Josiah Stoddard Johnston

By John Trowbridge

Following the resignation of General Frank Wolford, as Adjutant General on March 7, 1870, Kentucky Governor John W. Stevenson, immediately filled the vacancy with Josiah Stoddard Johnston, who became Kentucky’s Eleventh Adjutant General when he took over the office on 8 March 1870.

J. Stoddard Johnston, Sr., lawyer, journalist, political figure and soldier was born in New Orleans, Louisiana, on February 10, 1833, a son of John Harris, and Eliza Ellen Davidson Johnston.  Following the deaths of his mother in 1833 and his father in 1838, Johnston and his two brothers moved to Kentucky to live with relatives. 

He first attended Samuel V. Womack’s classical school in Shelbyville, Kentucky, and then the Western Military Institute at Georgetown, in Scott County, Kentucky.  In 1850, he began the study of law at Yale University, graduating in 1853.  While at Yale, he was a member of the Delta Kappa Epsilon fraternity, founded at the university in 1844.  In 1854, he received his law degree from the Law School of the University of Louisville.  On June 13, 1854, he married Eliza Woolfolk Johnson, the daughter of George W. Johnson, of Scott County.  To this marriage two daughters and three sons were born: Mary, Eliza, George W., Harris H., and Stoddard Jr.    

During the Civil War, George W. Johnson became Kentucky’s first provisional Confederate Governor.  On April 8, 1862, Governor Johnson died of wounds he had sustained, while fighting as a private soldier at the Battle of Shiloh.

Soon after their marriage, in 1854, Josiah and Eliza moved to Arkansas, where he became a successful cotton farmer.  In 1859, the family returned to Kentucky, settling in Scott County to farm.

At the outbreak of the Civil War, Johnston sided with the southern cause.  After joining Confederate Army in 1861, he served as a Major and Assistant Adjutant General on the staff of General Braxton Bragg until June 1863.  He then served on General Simon Bolivar Buckner’s staff until after the Battle of Chickamauga in September 1863, and finally serving as General John C. Breckinridge’s Chief of Staff.  Lieutenant Colonel Johnston left the service in May 1865.

Following the war, Johnston initially went to Toronto, Canada.  In October 1866, he had returned to Memphis, Tennessee and by December of that year was practicing law at Helena, Arkansas.

In 1867, Johnston moved to Frankfort, Kentucky, where he became editor of the Kentucky Yeoman, a Democratic newspaper, until it closed in 1886.  He helped establish the Kentucky Press Association and was its president from 1870 to 1886.

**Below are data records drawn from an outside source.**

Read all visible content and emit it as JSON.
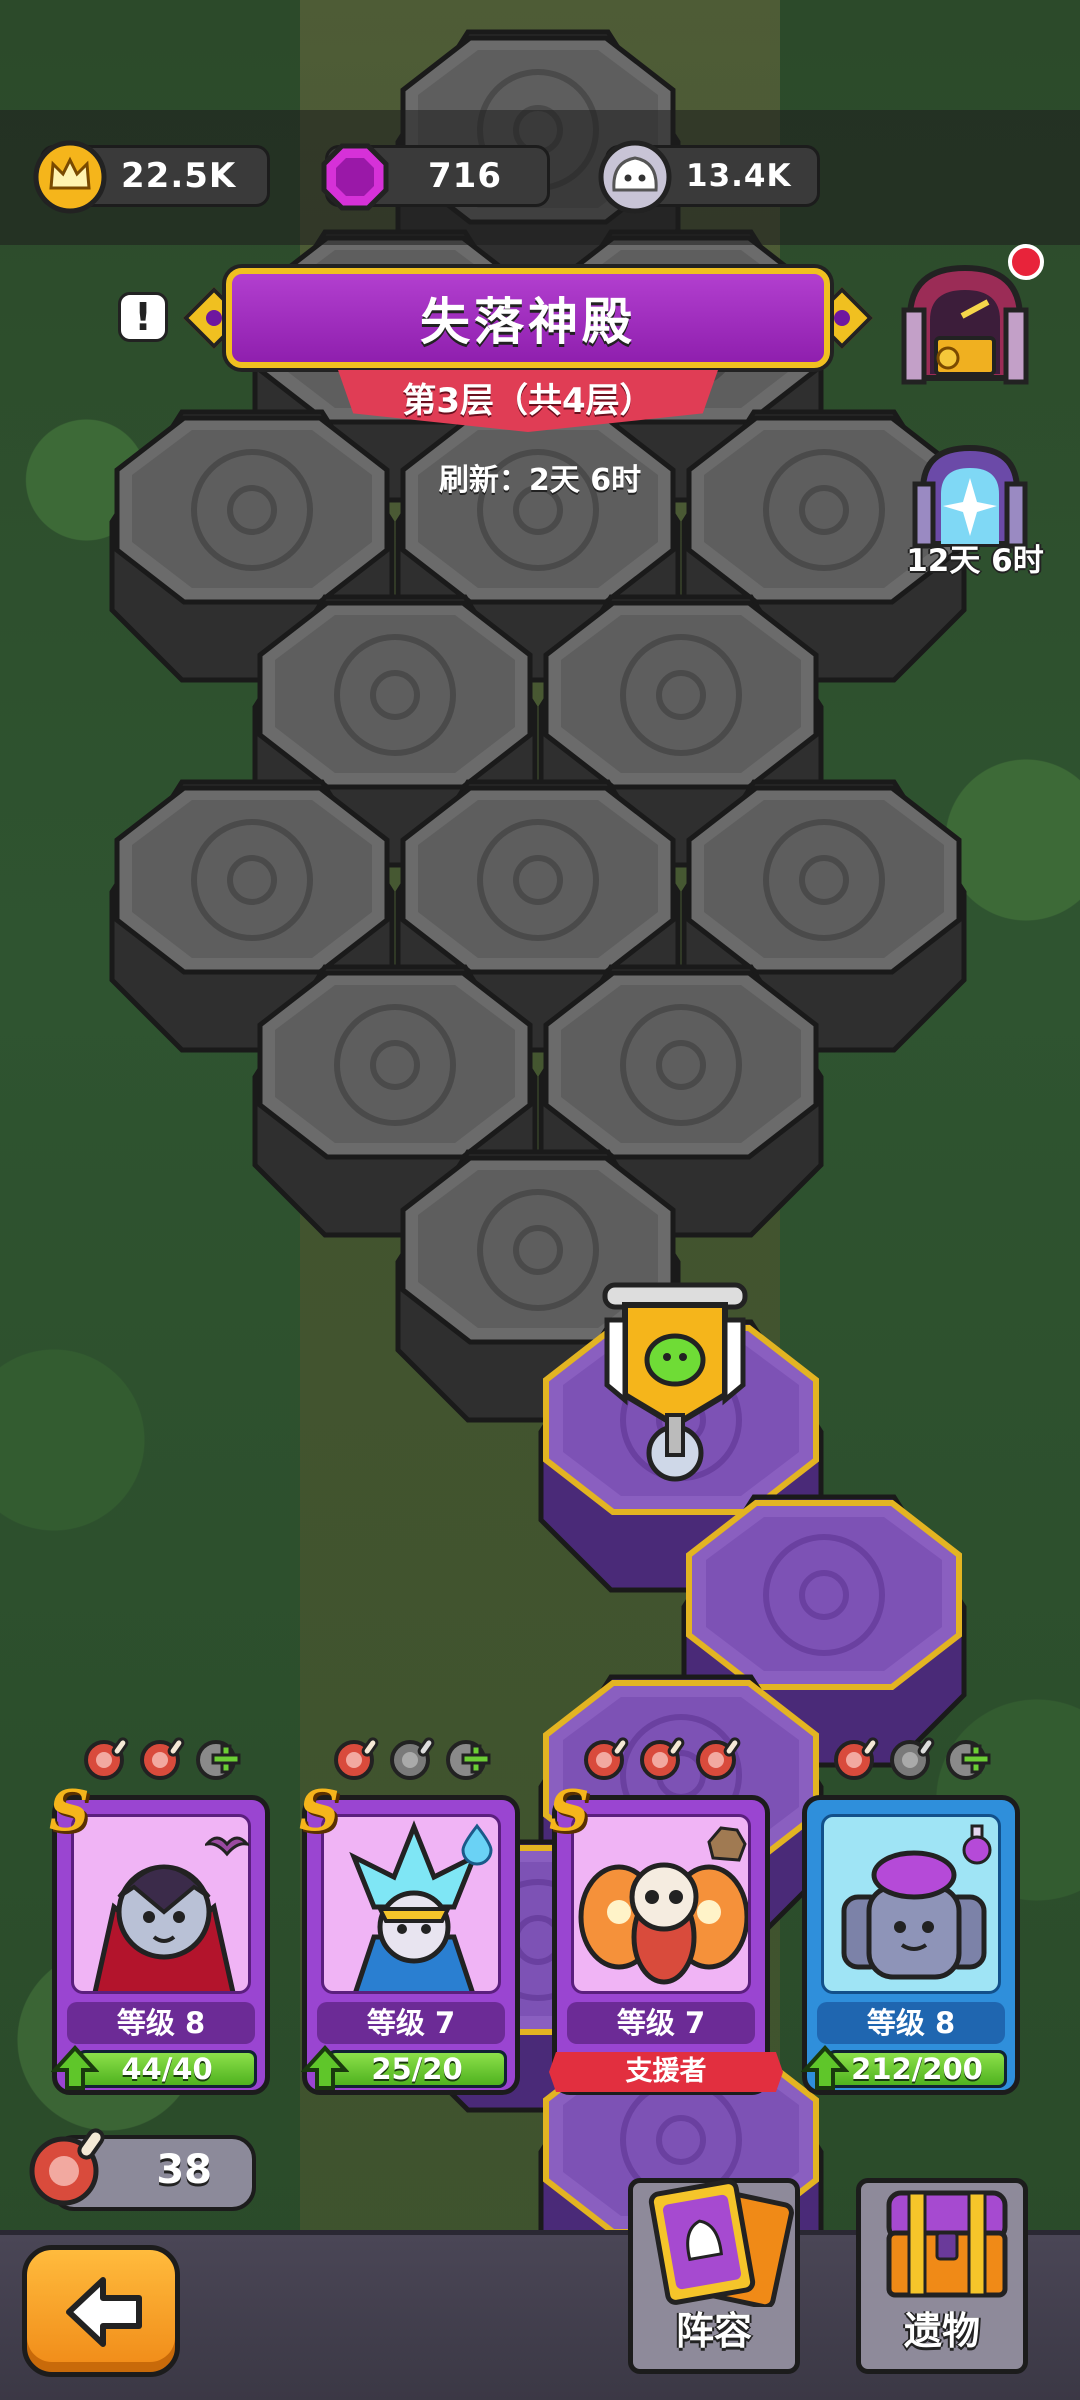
{
  "resources": {
    "crowns": "22.5K",
    "gems": "716",
    "slimes": "13.4K"
  },
  "dungeon": {
    "title": "失落神殿",
    "floor": "第3层（共4层）",
    "refresh": "刷新：2天 6时"
  },
  "side": {
    "portal_timer": "12天 6时"
  },
  "heroes": [
    {
      "rank": "S",
      "level": "等级 8",
      "xp": "44/40",
      "xp_fraction": 1.0,
      "element": "bat-icon",
      "meat": [
        "full",
        "full",
        "add"
      ]
    },
    {
      "rank": "S",
      "level": "等级 7",
      "xp": "25/20",
      "xp_fraction": 1.0,
      "element": "water-drop-icon",
      "meat": [
        "full",
        "empty",
        "add"
      ]
    },
    {
      "rank": "S",
      "level": "等级 7",
      "status": "支援者",
      "element": "rock-icon",
      "meat": [
        "full",
        "full",
        "full"
      ]
    },
    {
      "rank": "",
      "level": "等级 8",
      "xp": "212/200",
      "xp_fraction": 1.0,
      "element": "potion-icon",
      "meat": [
        "full",
        "empty",
        "add"
      ]
    }
  ],
  "meat_count": "38",
  "nav": {
    "lineup": "阵容",
    "relics": "遗物"
  },
  "colors": {
    "banner_purple": "#9a2cc0",
    "banner_gold": "#f0c020",
    "ribbon_red": "#e03d55",
    "xp_green": "#6ccf35",
    "back_orange": "#f5a020"
  }
}
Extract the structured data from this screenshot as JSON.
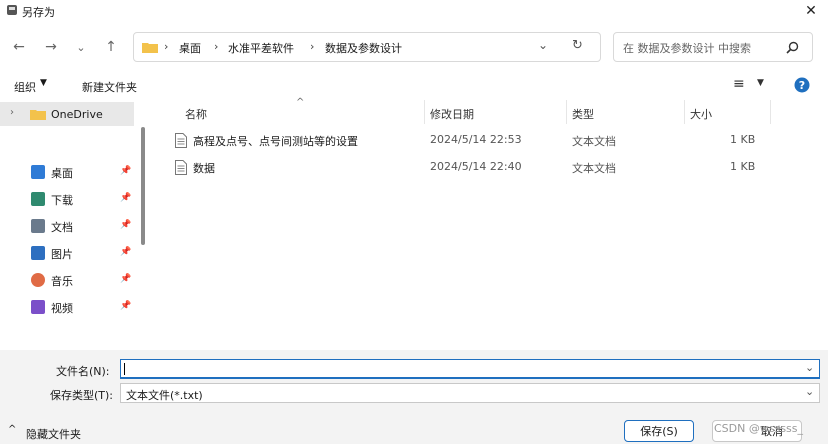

A life-long Democrat, Johnston was influential in Democratic Party politics serving as Chairman and Secretary of the party’s state committee, 1868 to 1888.

During the 1870 election for Keeper of the State Penitentiary, Johnston was defeated.  But with the resignation of Frank Wolford, in March 1870, Governor John W. Stevenson appointed Johnston, the State’s Adjutant General, on March 8, 1870.  Johnston served in the position until September 1871.

In 1875, he was a candidate for Governor, but failed to receive the nomination.  J. Stoddard Johnson would go on to serve two consecutive terms as Secretary of State for Kentucky, from August 1, 1875 to September 2, 1879, under Governors Preston H. Leslie and James B. McCreary.

In 1889, Johnston moved to Louisville, Jefferson County, Kentucky, where he spent the remainder of his life.  He was elected President of the Filson Club in 1893, a position he held until his death.  During this time he authored several books including, A Memorial History of Louisville (1896); The Confederate History of Kentucky (1898); First Explorations of Kentucky (1898).  From 1903 to 1908, he was Associate Editor of the Louisville Courier-Journal.

While at the home of his son, Harrison H. Johnston, in Clayton, near St. Louis, Missouri, J. Stoddard Johnston, died on October 4, 1913.  His body was brought back to Louisville for burial in Cave Hill Cemetery.  Johnston was a nephew of Confederate General Albert Sidney Johnston and a cousin of Colonel William Preston Johnston.

In 1915, the J. Stoddard Johnston Elementary School opened its doors in Louisville, today the building stands as the Stoddard Johnston Scholar House, providing apartments for low-income households.

One of his comrades in war and friends in civil life once wrote of Colonel Johnston: “In personality there are few men more striking than Col. Johnston.  Always a courtly and dignified gentleman, he never failed to attract attention in any assembly.  Strangers are strongly impressed by his fine bearing, his apparent high intellectually and his manifest right of leadership.  Such impressions are never changed by long acquaintanceship.  His lifetime friends have found him always the same.  His character is real in all its features, and his strong convictions, firm principles and native dignity are in no measure underestimated by the general, open-hearted and frank intercourse of close association.  He is at home anywhere, alike in the drawing room, the camp or the council, and wherever he appears his true nature meets with a fine appreciation.”